‘Star City’ Is Better Sci-Fi Than ‘For All Mankind’, And Improves Its Predecessor’s World

By Jonathon Wilson - July 6, 2026
Rhys Ifans in Star City
Rhys Ifans in Star City | Image via Apple TV

WARNING: THIS ARTICLE CONTAINS MAJOR SPOILERS

This isn’t an especially daring position given quite how badly For All Mankind jumped the shark in later seasons, but I genuinely believe that Star City is the superior show. More to the point, it’s superior sci-fi, exchanging the former’s glossy idealism for a more engaging and devolved tone. It isn’t a nationalist propaganda piece but a sobering acknowledgement that the ruthlessly efficient communism depicted in FAM was really a paranoid house of cards. It fundamentally changes the texture of the entire universe, in my view for the better.

It does this in myriad ways, too. It scales back the tech, ramps up the backstabbing politics, and recasts familiar moments and figures in a new light, one that isn’t always favourable but feels more real and dangerous. This is exactly the kind of thing a spin-off should be doing, in my book, and it’s a big part of why Star City has gone from strength to strength throughout Season 1, even if it doesn’t seem to be earning the same kind of attention as its parent show did.

The Analog Approach

The tech is a big part of things. While For All Mankind loved a glossy, pristine, almost sterile approach, Star City has a more analog feel, as if the entire Soviet Union is held together with duct tape and rusty screws.

This makes even Russia’s successes feel perilous. And, to be fair, a lot of them are perilous, but they’re rewritten as successes anyway, which we’ll get to. But it’s a deliberate aesthetic choice to have functional, brutalist engineering win the day for the Soviets, creating a stark contrast to their more performative American counterparts.

This is contrary, too, to the idea of the Soviet Union as a ruthlessly efficient and technologically advanced superpower.

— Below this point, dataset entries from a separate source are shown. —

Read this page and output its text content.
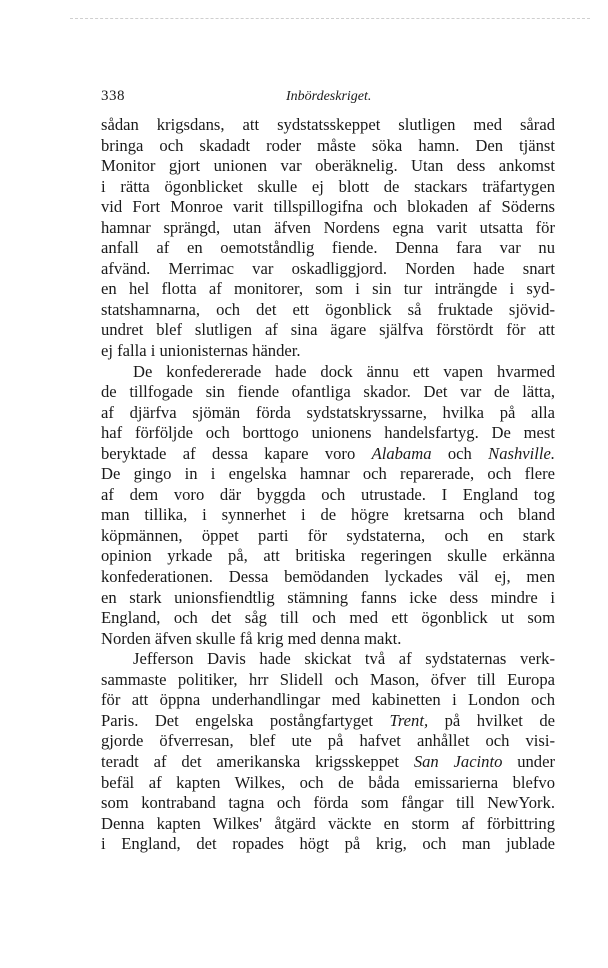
338	Inbördeskriget.
sådan krigsdans, att sydstatsskeppet slutligen med sårad
bringa och skadadt roder måste söka hamn. Den tjänst
Monitor gjort unionen var oberäknelig. Utan dess ankomst
i rätta ögonblicket skulle ej blott de stackars träfartygen
vid Fort Monroe varit tillspillogifna och blokaden af Söderns
hamnar sprängd, utan äfven Nordens egna varit utsatta för
anfall af en oemotståndlig fiende. Denna fara var nu
afvänd. Merrimac var oskadliggjord. Norden hade snart
en hel flotta af monitorer, som i sin tur inträngde i syd-
statshamnarna, och det ett ögonblick så fruktade sjövid-
undret blef slutligen af sina ägare själfva förstördt för att
ej falla i unionisternas händer.
De konfedererade hade dock ännu ett vapen hvarmed
de tillfogade sin fiende ofantliga skador. Det var de lätta,
af djärfva sjömän förda sydstatskryssarne, hvilka på alla
haf förföljde och borttogo unionens handelsfartyg. De mest
beryktade af dessa kapare voro Alabama och Nashville.
De gingo in i engelska hamnar och reparerade, och flere
af dem voro där byggda och utrustade. I England tog
man tillika, i synnerhet i de högre kretsarna och bland
köpmännen, öppet parti för sydstaterna, och en stark
opinion yrkade på, att britiska regeringen skulle erkänna
konfederationen. Dessa bemödanden lyckades väl ej, men
en stark unionsfiendtlig stämning fanns icke dess mindre i
England, och det såg till och med ett ögonblick ut som
Norden äfven skulle få krig med denna makt.
Jefferson Davis hade skickat två af sydstaternas verk-
sammaste politiker, hrr Slidell och Mason, öfver till Europa
för att öppna underhandlingar med kabinetten i London och
Paris. Det engelska postångfartyget Trent, på hvilket de
gjorde öfverresan, blef ute på hafvet anhållet och visi-
teradt af det amerikanska krigsskeppet San Jacinto under
befäl af kapten Wilkes, och de båda emissarierna blefvo
som kontraband tagna och förda som fångar till NewYork.
Denna kapten Wilkes' åtgärd väckte en storm af förbittring
i England, det ropades högt på krig, och man jublade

Seeing what it took and what it cost to get people on the moon, to construct a lunar base, to man a mission to Venus, and to get the Salyut-1 in the air massively recontexualises the Russian perspective as depicted in For All Mankind.

Victory, But At What Cost?

Pulling back the curtain, iron or otherwise, reveals the truth of Russia’s successes and how far they’d go for victory, throwing their own people to the wolves at the slightest provocation if it meant getting even a little bit ahead. This is expected of the rank and file, who can be rehomed in a gulag for reading the wrong books or listening to the wrong music, but it applies equally to all – even the higher-ups.

You can see this in the arcs of Lyudmilla and the Chief Designer, especially in Episode 7, which plays out in the aftermath of the Venera 7 having been destroyed to cover up the presence of an American double agent on board. Lyudmilla is being forced out by the new Chief Designer, Radimir Petrovsky, while the old Chief Designer is on house arrest, having been disgraced for attempting to further the nation’s space program and not simply build stolen blueprints faster than the West.

This stands in stark contrast to the happy-clappy depiction of NASA as a treasured and egalitarian U.S. institution. The Soviet Union didn’t care about progress; it only cared about winning at all costs and was willing to control science through the infrastructure of the KGB and the wider state to do it.

Optimism Versus Reality

At its core, For All Mankind is – or, at least, was – a fundamentally optimistic sci-fi show. It was possessed of a romantic idea of the Space Race and depicted the Americans, largely, as wildly progressive and influential in seismic cultural shifts. Star City is much harsher and much more real as a result, rebranding the Space Race as a Cold War spy thriller in which a minor engineering fault could land whoever was responsible in a Siberian prison.

This approach also applies to existing characters, such as the Chief Designer, Irina Morozova, and Sergei Nikulov. Their younger portrayals in the harsh cauldron of Soviet political paranoia help to set up their future character arcs and retroactively explore how they became the people they grew into. It even builds up the backstory of figures like the Governor of Mars, Leonid “Lenya” Polivanov, by introducing his parents – we’re guessing; Star City hasn’t confirmed this yet, but it very well might in its finale – and the very specific circumstances that led to his own conception.

The colder, more calculating approach is, I think, what makes Star City the superior show, but it also makes For All Mankind a more interesting and textured one, too. That’s some achievement and well worth the investment in a spin-off that many people assumed we probably didn’t need to see.